“I have heard that there was once a beneficent non-habit-forming junk in India. It was called soma and is pictured as a beautiful blue tide. If soma ever existed the Pusher was there to bottle it and monopolize it and sell it and it turned into plain old time JUNK.”
~ William Burroughs, Naked Lunch
Until his funeral, I’d never read much Hunter S. Thompson. In 1974, I trudged through a Playboy excerpt from the Great White Shark Hunt. All I remember is some rental car getting bashed about in Cancun (where I now live), then a very remote beach destination still under construction. Mexico was still a very poor and largely undeveloped country. I knew that the clerk who rented him that car would have to answer to a very angry owner or manager.
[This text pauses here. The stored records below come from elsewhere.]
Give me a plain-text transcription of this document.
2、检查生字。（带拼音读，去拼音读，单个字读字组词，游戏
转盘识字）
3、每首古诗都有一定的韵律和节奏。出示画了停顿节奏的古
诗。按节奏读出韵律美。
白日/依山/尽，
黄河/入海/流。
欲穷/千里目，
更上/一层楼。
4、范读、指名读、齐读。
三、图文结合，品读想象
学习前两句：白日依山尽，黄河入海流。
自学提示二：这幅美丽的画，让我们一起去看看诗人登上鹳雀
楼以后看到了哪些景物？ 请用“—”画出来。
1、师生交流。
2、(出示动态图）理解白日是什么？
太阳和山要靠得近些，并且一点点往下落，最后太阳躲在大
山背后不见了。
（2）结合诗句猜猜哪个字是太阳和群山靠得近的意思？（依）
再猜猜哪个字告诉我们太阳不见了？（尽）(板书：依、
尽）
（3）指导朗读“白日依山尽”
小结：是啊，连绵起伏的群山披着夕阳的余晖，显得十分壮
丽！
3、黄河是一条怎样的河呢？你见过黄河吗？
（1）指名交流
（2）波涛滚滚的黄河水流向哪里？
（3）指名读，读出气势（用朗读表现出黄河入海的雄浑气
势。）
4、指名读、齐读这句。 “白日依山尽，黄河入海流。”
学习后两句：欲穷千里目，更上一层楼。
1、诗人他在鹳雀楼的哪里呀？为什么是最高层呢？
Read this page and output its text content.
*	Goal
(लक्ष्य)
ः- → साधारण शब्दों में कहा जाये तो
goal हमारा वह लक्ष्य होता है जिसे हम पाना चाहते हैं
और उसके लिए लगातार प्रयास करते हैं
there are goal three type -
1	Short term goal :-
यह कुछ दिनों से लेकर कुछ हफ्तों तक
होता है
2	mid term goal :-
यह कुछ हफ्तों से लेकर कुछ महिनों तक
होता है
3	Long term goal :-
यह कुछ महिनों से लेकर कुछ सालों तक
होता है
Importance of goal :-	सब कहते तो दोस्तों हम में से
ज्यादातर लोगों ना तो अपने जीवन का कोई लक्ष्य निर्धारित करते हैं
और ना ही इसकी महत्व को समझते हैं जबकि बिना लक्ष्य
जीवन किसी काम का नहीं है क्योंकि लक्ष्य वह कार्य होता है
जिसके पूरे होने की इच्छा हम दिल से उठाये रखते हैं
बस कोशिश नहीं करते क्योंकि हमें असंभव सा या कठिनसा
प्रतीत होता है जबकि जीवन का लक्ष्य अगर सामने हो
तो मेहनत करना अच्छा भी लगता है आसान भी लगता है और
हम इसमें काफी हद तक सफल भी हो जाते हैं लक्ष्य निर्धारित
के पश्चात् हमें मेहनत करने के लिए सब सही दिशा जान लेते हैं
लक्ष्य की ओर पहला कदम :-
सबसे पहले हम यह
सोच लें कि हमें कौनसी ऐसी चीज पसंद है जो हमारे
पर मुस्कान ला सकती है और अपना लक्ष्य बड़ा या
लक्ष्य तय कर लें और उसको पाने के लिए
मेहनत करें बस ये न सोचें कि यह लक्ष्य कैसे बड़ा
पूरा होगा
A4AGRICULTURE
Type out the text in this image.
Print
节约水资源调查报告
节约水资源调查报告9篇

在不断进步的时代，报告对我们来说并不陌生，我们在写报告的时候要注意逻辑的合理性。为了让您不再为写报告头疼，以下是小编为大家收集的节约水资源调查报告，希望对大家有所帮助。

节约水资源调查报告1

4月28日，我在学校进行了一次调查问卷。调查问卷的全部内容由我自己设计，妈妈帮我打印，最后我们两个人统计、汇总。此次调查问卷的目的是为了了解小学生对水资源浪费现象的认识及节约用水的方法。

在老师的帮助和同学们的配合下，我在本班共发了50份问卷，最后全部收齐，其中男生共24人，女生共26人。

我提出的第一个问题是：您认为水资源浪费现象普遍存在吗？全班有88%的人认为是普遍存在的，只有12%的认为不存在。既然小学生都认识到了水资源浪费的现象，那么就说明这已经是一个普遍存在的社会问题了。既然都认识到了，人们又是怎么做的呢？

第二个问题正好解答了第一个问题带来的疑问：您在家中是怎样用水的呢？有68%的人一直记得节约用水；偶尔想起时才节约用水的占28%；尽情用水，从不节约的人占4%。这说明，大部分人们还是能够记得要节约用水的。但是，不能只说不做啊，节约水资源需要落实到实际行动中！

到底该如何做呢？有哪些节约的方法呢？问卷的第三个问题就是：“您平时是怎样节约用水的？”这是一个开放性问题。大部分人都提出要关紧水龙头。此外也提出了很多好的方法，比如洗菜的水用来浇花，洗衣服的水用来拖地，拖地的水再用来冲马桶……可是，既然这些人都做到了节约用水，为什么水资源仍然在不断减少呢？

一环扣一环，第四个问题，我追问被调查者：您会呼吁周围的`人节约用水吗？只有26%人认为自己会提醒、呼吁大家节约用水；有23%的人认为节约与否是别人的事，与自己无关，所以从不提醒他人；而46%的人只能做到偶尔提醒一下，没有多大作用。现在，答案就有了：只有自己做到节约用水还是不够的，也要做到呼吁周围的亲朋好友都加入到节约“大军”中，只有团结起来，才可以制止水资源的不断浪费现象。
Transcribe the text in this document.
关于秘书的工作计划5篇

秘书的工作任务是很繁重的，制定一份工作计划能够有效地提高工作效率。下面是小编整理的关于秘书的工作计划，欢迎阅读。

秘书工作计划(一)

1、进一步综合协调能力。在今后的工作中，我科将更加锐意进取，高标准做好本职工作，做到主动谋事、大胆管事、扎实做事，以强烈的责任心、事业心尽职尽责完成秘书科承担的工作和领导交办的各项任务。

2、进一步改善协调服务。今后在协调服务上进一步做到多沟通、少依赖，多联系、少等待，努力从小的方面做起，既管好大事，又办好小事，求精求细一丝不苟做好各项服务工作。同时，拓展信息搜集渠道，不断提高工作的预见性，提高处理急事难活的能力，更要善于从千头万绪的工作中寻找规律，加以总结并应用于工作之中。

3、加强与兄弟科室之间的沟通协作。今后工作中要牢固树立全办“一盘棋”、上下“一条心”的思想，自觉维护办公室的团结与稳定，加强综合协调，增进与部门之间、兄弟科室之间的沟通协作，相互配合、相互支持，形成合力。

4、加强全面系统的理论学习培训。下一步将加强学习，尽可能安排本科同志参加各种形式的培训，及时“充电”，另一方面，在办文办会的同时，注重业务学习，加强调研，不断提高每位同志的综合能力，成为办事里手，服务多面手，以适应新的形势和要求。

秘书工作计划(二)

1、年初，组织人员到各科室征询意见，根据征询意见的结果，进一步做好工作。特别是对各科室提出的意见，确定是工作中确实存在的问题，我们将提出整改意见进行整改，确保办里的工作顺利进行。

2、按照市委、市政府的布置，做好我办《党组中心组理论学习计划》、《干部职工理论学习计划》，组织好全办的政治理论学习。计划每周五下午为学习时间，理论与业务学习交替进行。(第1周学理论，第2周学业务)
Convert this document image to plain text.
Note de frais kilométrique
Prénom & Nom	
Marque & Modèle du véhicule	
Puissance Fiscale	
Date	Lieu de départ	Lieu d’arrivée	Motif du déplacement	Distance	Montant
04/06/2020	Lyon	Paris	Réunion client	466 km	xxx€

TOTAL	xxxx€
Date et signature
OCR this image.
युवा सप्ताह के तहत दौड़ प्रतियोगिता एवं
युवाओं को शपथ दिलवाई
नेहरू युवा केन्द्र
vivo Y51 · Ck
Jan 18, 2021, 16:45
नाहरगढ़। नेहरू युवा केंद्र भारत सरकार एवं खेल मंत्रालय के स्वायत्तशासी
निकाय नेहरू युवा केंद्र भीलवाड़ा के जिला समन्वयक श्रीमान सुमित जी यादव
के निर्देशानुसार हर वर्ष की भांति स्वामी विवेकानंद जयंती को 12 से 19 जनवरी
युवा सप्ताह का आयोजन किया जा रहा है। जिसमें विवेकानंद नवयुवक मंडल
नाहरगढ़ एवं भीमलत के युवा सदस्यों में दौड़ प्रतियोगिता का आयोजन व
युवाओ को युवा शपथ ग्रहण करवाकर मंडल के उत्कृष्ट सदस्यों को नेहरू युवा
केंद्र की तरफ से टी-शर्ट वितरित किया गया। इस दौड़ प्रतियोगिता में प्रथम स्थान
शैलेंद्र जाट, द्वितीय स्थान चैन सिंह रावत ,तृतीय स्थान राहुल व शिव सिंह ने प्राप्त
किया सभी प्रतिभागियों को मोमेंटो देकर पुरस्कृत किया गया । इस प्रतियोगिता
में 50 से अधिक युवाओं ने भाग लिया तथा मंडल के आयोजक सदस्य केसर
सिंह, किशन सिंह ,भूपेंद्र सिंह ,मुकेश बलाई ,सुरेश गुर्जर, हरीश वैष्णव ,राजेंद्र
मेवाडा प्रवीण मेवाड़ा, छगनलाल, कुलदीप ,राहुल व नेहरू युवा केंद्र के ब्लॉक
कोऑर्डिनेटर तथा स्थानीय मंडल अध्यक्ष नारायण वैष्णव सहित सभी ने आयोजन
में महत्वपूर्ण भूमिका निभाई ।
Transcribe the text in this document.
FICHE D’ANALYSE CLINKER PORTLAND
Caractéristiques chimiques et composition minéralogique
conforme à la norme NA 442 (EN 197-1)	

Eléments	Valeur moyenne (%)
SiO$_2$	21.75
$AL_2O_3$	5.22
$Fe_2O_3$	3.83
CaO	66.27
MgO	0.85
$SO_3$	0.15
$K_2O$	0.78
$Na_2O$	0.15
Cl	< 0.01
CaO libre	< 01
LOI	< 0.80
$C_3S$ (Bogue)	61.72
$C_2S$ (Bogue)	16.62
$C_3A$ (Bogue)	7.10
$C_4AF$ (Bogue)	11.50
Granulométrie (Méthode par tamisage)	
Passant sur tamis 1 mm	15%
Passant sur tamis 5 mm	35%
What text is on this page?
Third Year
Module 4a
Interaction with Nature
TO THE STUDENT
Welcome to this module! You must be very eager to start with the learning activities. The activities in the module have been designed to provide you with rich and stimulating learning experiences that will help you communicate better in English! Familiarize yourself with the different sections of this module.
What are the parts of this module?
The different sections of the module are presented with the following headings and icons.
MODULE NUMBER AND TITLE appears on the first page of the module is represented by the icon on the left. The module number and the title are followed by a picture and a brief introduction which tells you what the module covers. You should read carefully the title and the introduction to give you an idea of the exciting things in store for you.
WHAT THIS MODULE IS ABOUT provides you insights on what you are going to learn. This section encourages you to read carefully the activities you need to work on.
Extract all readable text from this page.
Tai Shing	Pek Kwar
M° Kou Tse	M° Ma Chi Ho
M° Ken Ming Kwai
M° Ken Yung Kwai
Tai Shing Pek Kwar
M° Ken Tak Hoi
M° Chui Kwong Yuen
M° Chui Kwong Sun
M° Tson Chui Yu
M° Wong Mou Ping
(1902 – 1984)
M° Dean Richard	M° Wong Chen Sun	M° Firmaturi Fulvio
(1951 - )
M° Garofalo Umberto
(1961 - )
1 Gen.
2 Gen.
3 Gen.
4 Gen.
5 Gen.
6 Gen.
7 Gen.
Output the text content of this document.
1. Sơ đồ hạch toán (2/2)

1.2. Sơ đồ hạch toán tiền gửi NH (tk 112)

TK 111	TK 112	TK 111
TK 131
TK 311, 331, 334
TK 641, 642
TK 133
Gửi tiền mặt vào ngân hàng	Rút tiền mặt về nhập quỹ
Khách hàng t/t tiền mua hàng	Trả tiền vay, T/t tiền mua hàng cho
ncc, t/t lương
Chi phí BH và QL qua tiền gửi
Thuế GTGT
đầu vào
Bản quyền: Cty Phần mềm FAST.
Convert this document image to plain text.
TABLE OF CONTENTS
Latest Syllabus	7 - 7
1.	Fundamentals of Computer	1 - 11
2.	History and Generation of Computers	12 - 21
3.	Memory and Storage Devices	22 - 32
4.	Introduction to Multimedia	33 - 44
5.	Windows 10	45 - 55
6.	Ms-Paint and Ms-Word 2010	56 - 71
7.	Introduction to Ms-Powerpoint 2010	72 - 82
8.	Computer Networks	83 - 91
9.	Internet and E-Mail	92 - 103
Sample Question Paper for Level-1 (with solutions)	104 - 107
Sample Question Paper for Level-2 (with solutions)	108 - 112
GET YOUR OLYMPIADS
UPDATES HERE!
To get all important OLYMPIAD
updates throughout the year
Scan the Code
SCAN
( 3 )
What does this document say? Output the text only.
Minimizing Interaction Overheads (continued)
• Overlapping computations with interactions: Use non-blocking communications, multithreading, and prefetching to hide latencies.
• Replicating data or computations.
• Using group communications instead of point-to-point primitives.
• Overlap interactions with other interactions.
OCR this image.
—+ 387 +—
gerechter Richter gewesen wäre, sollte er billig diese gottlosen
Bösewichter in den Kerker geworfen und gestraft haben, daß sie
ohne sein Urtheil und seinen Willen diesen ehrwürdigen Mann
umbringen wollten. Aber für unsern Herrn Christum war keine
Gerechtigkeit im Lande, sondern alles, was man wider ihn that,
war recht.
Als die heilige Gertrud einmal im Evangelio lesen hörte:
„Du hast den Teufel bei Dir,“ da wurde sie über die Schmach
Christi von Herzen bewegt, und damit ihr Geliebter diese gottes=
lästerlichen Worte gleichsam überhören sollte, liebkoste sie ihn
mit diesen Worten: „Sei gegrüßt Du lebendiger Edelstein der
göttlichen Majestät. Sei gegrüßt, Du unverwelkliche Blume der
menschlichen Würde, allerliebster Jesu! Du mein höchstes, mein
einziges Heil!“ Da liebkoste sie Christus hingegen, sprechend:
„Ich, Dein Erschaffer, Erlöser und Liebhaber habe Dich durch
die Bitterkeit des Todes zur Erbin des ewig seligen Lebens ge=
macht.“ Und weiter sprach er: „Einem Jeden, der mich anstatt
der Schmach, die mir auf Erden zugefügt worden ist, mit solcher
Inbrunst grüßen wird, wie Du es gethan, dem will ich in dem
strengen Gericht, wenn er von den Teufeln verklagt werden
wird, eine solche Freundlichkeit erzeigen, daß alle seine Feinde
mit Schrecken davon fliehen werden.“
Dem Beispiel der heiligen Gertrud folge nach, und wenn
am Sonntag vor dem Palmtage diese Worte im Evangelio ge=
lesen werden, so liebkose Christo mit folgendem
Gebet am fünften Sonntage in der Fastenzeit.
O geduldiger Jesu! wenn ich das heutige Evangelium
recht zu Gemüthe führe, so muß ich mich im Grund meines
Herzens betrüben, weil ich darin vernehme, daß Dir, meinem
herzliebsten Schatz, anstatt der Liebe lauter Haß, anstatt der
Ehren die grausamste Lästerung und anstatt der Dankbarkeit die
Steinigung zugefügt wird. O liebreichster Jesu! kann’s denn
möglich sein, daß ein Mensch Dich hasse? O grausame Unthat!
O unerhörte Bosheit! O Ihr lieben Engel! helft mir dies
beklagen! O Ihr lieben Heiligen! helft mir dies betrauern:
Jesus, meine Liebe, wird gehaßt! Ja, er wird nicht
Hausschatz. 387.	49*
This, perhaps unfairly, turned me against Hunter S. Thompson.
I did not get many further opportunities to sample his work in subsequent years. I was never a Rolling Stone reader even during the very brief period I was writing for the publication. I lived in Mexico for much of the 1970s, leaving the United States for good in 1981. On the day of his burial, however, I came across an unread copy of Fear and Loathing in Las Vegas in an otherwise depleted box of books my daughter left with us on her last visit. I read this twice to make sure I was getting it all right, laughing out loud frequently.
Judging by Fear and Loathing, no one can dismiss Thompson’s technical skills as a writer, nor the profound sincerity of his mostly libertarian political positions. He portrays himself with great honesty (laced with some obvious hyperbole, to be sure) as a degenerate alcoholic drug glutton spinning out on a wild binge. At his best, he’s hysterically funny; at his worst, he is a bit tedious, but always interesting.
He never has a good word to say about drugs, whose effects are always described at their most malign vomiting, paranoia, horrible hallucinations, outrageously anti-social acting out, loss of motor control, stupor. This is not surprising, as he grotesquely overdoses on bizarre mixtures of alcohol, marijuana, cocaine, mescaline, LSD, amyl nitrate, ether and adrenochrome.
To me, Hunter S. Thompson was a literary Cheech and Chong. In 1980, I saw my first Cheech and Chong movie the one with Timothy Leary acting an ugly caricature of himself in a prison cell. I did not laugh once. I came away disgusted, with the feeling that they were government agents on a mission to discredit marijuana users. In retrospect, I decided that they were adaptations to a certain media slot the dopey doper rather than conscious agents of some DEA conspiracy highly paid to mock their own kind in the most stereotypical terms possible.
Descriptions of Leary’s behavior in subsequent years remind me of Hunter S. Thompson. I don’t know if Leary was an alcoholic, but substitute nitrous oxide for Gran Marnier and gin at breakfast and you see the picture. Add Abbie Hoffman and the gestalt becomes rather striking the clown-like behavior, the political performance art, the glorification of caprice over purpose, the eventual suicide. I liked Abbie. He was much more charming than Leary (whom I also knew) and he had a much more profound sense of humanity. I think Leary very well might have been a visitor from another universe or cosmic time zone, just as he often claimed.
To be fair, all three Thompson, Leary and Hoffman did bring radical ideas to great mass audiences, but ultimately they resemble the worst-case junkies we read about. Do we ever hear about heroin users who are merely users rather than desperate addicts? The DEA and its allies are fighting medical marijuana viciously because they have to obliterate the image of respectable citizens using a very effective, if illegal, remedy for their physical and emotional dysfunctions. The DEA goes down in flames if that picture dominates the media stage, not to speak of its effect on pharmaceutical stocks. Do they want people to be able to grow their own opium poppies and marijuana in window boxes?
Those who see marijuana, psychedelics and other drugs as holy sacraments to help humans get through the pain and boredom of life in industrial society are understandably reluctant to criticize the often humorous dopey doper media celebrities. Many laugh along, admiring their skill and success as comedians. Others cringe silently at the stereotyped gags, like Jews in Nazi German, or people of color in white society.
Lenin never did really say that communism could always count on useful idiots on the left, but today, when it comes to illegal drugs and alternative politics, the forces of repression can always count on useful idiots to take the Cheech and Chong syndrome bait.